Pound 2023 Outlook

Photo by Colin Watts on Unsplash 
 

The BoE is in a very difficult situation, which makes the outlook for monetary policy in the UK harder to predict. It is facing both the problems of the EU and of the US combined. Recently, this has led to a split in the vote in the MPC, as the different members propose varying solutions to get out of the mess. How those vote tallies shift could be determinant for whether the pound manages to stage some form of recovery this year, or falls down to parity with the Euro or the dollar.

To really get a handle on the situation, we need to go back to one of the most dangerous episodes in UK capital markets in decades:
 

The September shock is still present

Then Chancellor Kwarteng presented his now infamous “mini-budget”. The main issue with it is that it didn’t fully describe how the actions would be funded. Given this uncertainty, the interest rates on long-term bonds started to rise a little. In turn, this set off a cascade of events, because pension funds had used massive amounts of the otherwise stable long-term bonds as hedges. They were facing up to a trillion pounds in margin calls, underscoring how little liquidity there was in the market. The pound naturally tanked.

The BoE then had to step in and do some quantitative easing in the middle of a hiking cycle to sort out the problem. Then the pound recovered, as the political situation also reached a tipping point, leading to the shortest government in history. The crisis was averted, but the problem hasn’t been solved.
 

Stagflation can be worse than a recession

Pension funds refused to refinance their debt, understanding they were “too big to fail”. The whole scenario exposed just how much central bank intervention in the market had distorted it. There just wasn’t anyone with cash willing to buy bonds. Not in a situation where real rates (that is, interest rate minus inflation rate) were close to two digits in the negative.

As inflation has remained high in the UK, real rates are still really, really low despite the BoE’s hiking. But, if the BoE keeps tightening, it risks pushing the UK even further into recession. This implies less economic growth, less revenue for the government, and the whole problem of the government’s spending not being covered comes back.
 

Two roads diverged in a dark and uncertain forest

Countries that have accumulated the amount of debt that the UK has, in the past have turned to inflation as a means of getting public finances in order. Others have turned to austerity. But the UK already has high inflation and is already effectively in austerity. Either option only makes the situation worse.

Thus, the split vote as two camps are starting to emerge. The ones who prioritize getting inflation down, even if that means a deeper recession, so far are the majority.
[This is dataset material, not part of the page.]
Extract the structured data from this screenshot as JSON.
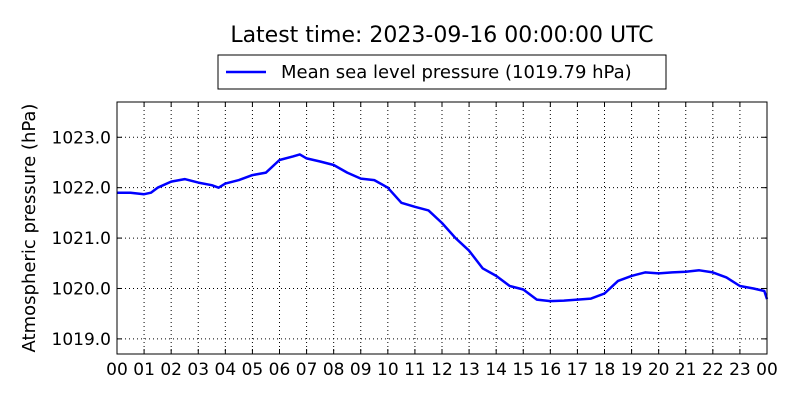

That would continue to support the pound, and more “double” hikes could be expected.

The minority are supporting the notion of letting inflation run hot for longer, but providing relief to British homes and shoring up the government’s finances. The government appears to be inclined to the latter, as the British public is increasingly unhappy with the economic situation. That could lead to the pound being weaker, and a longer period of stagflation.